The Observer is here to tell you that there is nothing like being in a room crammed full with several thousand people who could kick your ass. With both hands tied behind their back. Comatose. In the middle of a rainstorm.
We refer, of course, to the big (OK, immense) tae kwon do tournament downtown. We tucked in our elbows and made sure we knew where the exits were.
We jest, of course. As a group, these are also perhaps the most courteous men and women, boys and girls, even teen-agers, that you’re likely to encounter anywhere. We left our black belt — gathering dust for five years now — at home, but we still drew an “excuse me, ma’am” every time we even came close to getting bumped into.
On Friday night, we attended the opening ceremony, an elaborate piece of theater complete with pyrotechnics and jumbo video screens and pulse-quickening taiko drummers.
Mayors Jim Dailey and Pat Hays, Secretary of State Charlie Daniels and retired Convention and Visitors Bureau director Barry Travis welcomed the crowd. The mayors kept their remarks brief, but Daniels and Travis got more into the spirit of things. The Observer really wishes we could report that they smashed cinderblocks with their foreheads or poked their index fingers through the side of a Coke can, because how cool would that be, but we’ll give them props nonetheless for succeeding at the somewhat less ambitious feat of hammer-fisting through a 1 x 12. Wow, The Observer thought when the king-size secretary took to the stage in his white dobok top and honorary black belt, this could really be embarrassing. Had the cameras recorded for posterity Daniels’ fist bouncing harmlessly off a little ol’ piece of pine board (remember, 5-year-olds break boards in this organization) it wouldn’t have taken Karl Rove to figure out how to parlay that into some Democrats-aren’t-real-men campaign commercial. They probably would have insinuated he eats quiche, too.
We took in the national pastime, too, last week, watching the Pirates v. Red Sox game Thursday at Lamar Porter Field. Now this is baseball, The Observer thought. Gawky boys with changing voices, hot to hit it out of the park. A real stadium, its bleachers running from first to home to third, shaded by a roof and cooled by a breeze that carried off into nowhere any advice parents might have been shouting to their boys. The arcane rules of baseball were being taught on and off the field. (“They make them up as they go along,” the wife of the league “commissioner” revealed.)

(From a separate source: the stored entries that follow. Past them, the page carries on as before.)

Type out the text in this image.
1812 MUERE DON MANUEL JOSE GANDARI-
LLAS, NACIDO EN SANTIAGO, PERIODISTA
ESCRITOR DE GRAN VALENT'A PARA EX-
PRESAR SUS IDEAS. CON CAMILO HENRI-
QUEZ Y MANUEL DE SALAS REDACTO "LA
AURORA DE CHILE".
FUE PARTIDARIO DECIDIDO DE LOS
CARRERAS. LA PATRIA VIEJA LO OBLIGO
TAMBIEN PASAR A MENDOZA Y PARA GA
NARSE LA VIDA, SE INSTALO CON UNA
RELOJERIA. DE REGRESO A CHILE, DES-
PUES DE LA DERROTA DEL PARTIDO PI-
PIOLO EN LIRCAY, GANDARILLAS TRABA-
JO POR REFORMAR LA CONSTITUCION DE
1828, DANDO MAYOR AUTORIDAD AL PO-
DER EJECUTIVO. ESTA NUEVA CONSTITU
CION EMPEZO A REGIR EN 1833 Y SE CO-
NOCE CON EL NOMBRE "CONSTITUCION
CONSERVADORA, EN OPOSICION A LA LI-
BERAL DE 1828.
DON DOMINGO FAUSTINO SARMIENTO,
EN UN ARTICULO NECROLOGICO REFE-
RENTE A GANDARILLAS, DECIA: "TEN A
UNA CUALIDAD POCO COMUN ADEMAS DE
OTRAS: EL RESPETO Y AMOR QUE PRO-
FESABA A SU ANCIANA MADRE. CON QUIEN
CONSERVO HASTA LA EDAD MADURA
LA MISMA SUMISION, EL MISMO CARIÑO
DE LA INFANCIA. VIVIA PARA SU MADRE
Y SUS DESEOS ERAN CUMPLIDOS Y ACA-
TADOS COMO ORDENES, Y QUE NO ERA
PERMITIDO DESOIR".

Pirates’ moms advised The Observer not to call the boys the “Pirates of the Caribbean.” Their mothers call them that and they hate it. But that’s the extent, it appeared to The Observer, of parental interference, putting this neighborhood league — Revitalizing Baseball in Inner Cities — as far from other leagues as the earth from the moon. These boys are out to have fun and play ball; their coaches — often their dads — hope to sneak in some of life’s lessons during the season as well. None of the parents at the game we saw opened a vein when their sons overthrew it or after the right fielder and second baseman collided and dropped the ball. Cheers went up when one boy got his first hit of the season. It’s laid-back ball in a real ballpark, Little Rock’s first to have lights.
The Observer connects with Lamar Porter Field and RBI. We were once chosen to present the Human Vacuum Cleaner a bouquet of yellow and (dyed) green carnations (our school’s colors). The Observer was also a regular at Ray Winder Field in the late 1970s, John Young’s heyday. We saw him hit that homer at his last at-bat. In 1988, Young started RBI to give city kids something better to do than get in trouble.
Thanks to grants from Major League Baseball, Lamar Porter Field has a new fence and bathrooms and there’s money for fields at Whetstone and Billy Mitchell Boys and Girls Clubs. RBI brings together boys from the neighborhood and surrounds — even Episcopal Collegiate — to play recreational ball. One kid walks to practice and games; no one’s sure where his home is, but they’re sure glad he’s got a team to be part of.
When Brooks Robinson was fielding balls at Lamar Porter, he was something to watch. The 14-year-olds we cheered for, while not in Robinson’s league, are getting better all the time.